Wirf deinen Schatten Sonne

Essay zur Zeitmessung an Karmelenberg und Goloring
Dr. Wolfgang Zäck, Mayen, 1992
















Una ex his erit tibi ultima.
Eine von diesen wird dir die letzte sein.
... Sonnenuhrspruch













Vom Ende der Sonnenuhr













Mitte des 19. Jahrhunderts war die Kapelle in einem desolaten Zustand. Der Putz bröckelte ab, und Domvikar A.J.I. Liehs aus Trier klagte 1861 mit eindringlichen Worten: 1

Der Karmelenberg machte daher auf den frommen Besucher einen traurigen Eindruck, und von Wehmut ergriffen rief er aus: O heiliges Gotteshaus, du warst einst das Ziel andächtiger Pilgerschaaren! Nun stehst du verlassen und verödet, und er klagt mit dem Propheten (Jerem. Klage 1. Kap. 1 V. 4) „die Wege nach Sion trauern, weil niemand zum Feste kommt.“

Die Sonnenuhr war verblaßt. Ihre Restaurierung hatte keinen Sinn mehr. Es war, als hätte sie ihre Seele ausgehaucht, bereits damals an jenem Neujahrsmorgen 1826, als die Zeit der Eremiten auf so entsetzliche Weise zu Ende ging.

Auf dem Karmelenberg wohnte seit 9 Jahren Bruder Nicolaus Hoelzer. Nachdem dieser in Bassenheim die Frühmesse besucht hatte, machte er sich auf den Heimweg, obwohl starkes Schneegestöber den Anbruch des lichten Tages zusätzlich verzögerte. Währenddessen wird die Eremitage gewaltsam aufgebrochen. Das Bassenheimer Kirchenbuch (Bistumsarchiv Trier) berichtet, der 74 Jahre alte Eremit habe bei seiner Rückkehr die Klause offen vorgefunden (quo aperto invenit), Fenster- und Türgitter waren erbrochen (Canellis effractis) und auf der Flucht sei er dann von den Einbrechern ergriffen und erschlagen worden (pluribus vulneribus trucidatus est).

Als Tatort wird eine Stelle am Fuße des Karmelenberges bezeichnet, die nach dem Sackenheimer Hof hin liegt. Seine vom Schnee bedeckte Leiche wurde einen Tag später von Sternsingern gefunden, das Mordwerkzeug, eine eiserne Pflugsohle, zu seinen Füßen liegend.

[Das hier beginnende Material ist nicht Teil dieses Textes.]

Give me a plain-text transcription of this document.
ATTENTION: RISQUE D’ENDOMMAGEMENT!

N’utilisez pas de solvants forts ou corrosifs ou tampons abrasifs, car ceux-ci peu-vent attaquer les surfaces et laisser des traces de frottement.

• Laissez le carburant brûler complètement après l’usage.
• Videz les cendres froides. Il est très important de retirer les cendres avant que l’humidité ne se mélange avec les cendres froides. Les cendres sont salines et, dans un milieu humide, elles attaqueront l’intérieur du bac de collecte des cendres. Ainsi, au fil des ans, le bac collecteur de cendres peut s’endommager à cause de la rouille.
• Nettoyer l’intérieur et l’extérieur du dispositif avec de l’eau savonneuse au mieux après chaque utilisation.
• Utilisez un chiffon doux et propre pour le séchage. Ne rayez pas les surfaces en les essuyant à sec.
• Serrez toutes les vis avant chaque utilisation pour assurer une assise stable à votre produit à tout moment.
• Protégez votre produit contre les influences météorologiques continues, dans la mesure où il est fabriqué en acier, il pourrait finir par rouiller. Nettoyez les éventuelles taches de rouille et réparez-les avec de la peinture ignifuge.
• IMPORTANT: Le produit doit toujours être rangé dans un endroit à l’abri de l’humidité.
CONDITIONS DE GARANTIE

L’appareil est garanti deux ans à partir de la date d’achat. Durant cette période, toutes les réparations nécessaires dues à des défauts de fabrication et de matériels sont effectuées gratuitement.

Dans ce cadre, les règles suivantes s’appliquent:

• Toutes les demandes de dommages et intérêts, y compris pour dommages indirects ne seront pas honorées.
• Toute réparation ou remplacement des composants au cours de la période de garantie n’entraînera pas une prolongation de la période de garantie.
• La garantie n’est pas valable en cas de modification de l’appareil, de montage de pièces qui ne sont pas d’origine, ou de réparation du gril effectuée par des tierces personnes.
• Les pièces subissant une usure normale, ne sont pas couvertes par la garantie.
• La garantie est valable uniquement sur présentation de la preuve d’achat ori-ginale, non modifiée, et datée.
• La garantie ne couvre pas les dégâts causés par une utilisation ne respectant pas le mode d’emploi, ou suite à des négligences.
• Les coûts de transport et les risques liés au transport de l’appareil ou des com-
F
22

Der Mord ist offiziell niemals aufgeklärt worden. Wahrscheinlich kannte Bruder Nicolaus die Einbrecher und ertappte sie auf frischer Tat, denn sonst wäre ein Mord nur schwer verständlich. Auch Simons vermutet (Seite 18), „daß ein Elender den armen Bruder Nicolaus meuchelerischer Weise ermordete, um ihm ungehindert und ohne Verrath befürchten zu müssen, seine vermeintlichen Schätze rauben zu können“.

Worin bestanden „seine vermeintlichen Schätze“? - Die sprichwörtliche Armut des Eremiten war allgemein bekannt, und am nächsten Morgen fehlte nichts, als sein weniges terminiertes Haushaltungsgeld. Seine übrige Barschaft, bestehend aus ca. 1000 Florin, war unangetastet.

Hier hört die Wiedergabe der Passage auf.